How about, second, your case (High-frequency electrolytic) where \$\omega\$ is large, \$L\$ is small, and \$C\$ is large. We have, approximately,
\$
\begin{align*}
\frac{(large * small * large - 1) \times j}{small * large}
\end{align*}
\$
which is a positive number (assuming \$large * small * large > 1\$). This is familiar as \$Z_L = j \omega L\$ - It's an inductor!
What happens if \$\omega^2 LC = 1\$? Then the impedance is zero!?!? Yes! This is called the resonant frequency - It's the point at the bottom of the curve you showed in your question. Why isn't it actually zero? Because of ESR.
TL,DR: Weird stuff happens when you increase the frequency a lot. Always follow the manufacturers' datasheets for decoupling your ICs, and get a good textbook or take a class if you need to do high speed stuff.
Best Answer
disclaimer: while I appreciate OP have accepted my answer, in lieu of the (currently) most voted answer from Peter Smith, please be sure to also read his, as it is very clear and helpful. click here!
Ceramic caps and electrolytic caps have very different characteristics, and are used for very different things.
Ceramic caps have very low ESL, usually a few 100 pH for a reasonably small, modern package.
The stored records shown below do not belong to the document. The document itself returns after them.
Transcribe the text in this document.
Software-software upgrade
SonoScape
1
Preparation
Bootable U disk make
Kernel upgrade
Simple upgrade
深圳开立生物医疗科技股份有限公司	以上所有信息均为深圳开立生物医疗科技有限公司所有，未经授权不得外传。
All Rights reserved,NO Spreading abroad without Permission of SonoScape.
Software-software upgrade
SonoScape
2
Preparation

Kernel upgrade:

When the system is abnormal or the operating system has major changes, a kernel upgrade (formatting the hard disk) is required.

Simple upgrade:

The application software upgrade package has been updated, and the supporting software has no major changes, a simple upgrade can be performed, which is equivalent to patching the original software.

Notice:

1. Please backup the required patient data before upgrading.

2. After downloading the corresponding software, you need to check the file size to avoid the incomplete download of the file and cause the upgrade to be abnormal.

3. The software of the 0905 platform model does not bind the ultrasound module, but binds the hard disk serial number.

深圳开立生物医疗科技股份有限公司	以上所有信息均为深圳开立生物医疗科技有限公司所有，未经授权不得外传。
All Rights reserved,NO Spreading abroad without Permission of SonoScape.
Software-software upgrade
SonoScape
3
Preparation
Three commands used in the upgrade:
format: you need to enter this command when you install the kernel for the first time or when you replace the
An electrolytic cap ESL is much bigger than that.
In a similar way, a ceramic cap capacitance is much lower than an electrolytic cap.
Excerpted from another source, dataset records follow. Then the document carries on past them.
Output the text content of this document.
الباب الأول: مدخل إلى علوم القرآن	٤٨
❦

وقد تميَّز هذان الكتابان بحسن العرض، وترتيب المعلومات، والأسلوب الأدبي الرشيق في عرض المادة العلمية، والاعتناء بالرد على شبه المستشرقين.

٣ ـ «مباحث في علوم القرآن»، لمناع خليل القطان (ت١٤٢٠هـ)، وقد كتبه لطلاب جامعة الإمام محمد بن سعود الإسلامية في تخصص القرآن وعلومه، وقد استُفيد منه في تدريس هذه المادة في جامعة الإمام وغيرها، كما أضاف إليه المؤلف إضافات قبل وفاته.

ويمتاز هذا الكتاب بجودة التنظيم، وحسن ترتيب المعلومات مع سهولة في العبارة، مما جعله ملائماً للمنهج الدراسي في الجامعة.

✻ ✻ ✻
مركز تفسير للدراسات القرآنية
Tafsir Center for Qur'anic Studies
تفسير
Those two facts put together lead to a very big difference in the resonant frequency of the cap. An electrolytic cap resonates at a few 100 Hz, while a good ceramic resonates at a few MHz.
The electrolytic caps are usually used when you deal with low-ish frequencies, such as power supply smoothing or audio application.
The ceramics are used where you cannot compromise on the frequency response, so for high frequency filters, or to filter out the supply of a digital, high frequency device such as a micro controller.
As you say, the circuit is made of wires, usually longer than the cap leads. This is true, and it is why a ceramic cap is usually placed a few mm away from the point it must filter/supply. A few mm on a PCB, depending on track width, is easily a few 100 pH of inductance, so you are doubling what the cap is providing.
At high frequencies, the cap does not act as a resistance, but rather as an inductor, and its impedance grows with frequency.
About where the inductance comes from, I am not sure if it is possible to get an intuitively satisfying answer. You say the current is not travelling across the foils, but this is not true. They are at the same potential and current does not travel along them only at DC. What happens at 1 MHz? And 1 GHz? Some current is surely flowing also through the foils.
Ceramic are much better, they are built like a double comb:
link to source
In this way, the "longest path" is much shorter, thus the parasitic inductance is much lower. If you look at ESL for ceramics, you will find that the figure depends almost only on package size, the smaller the package, the lower the ESL.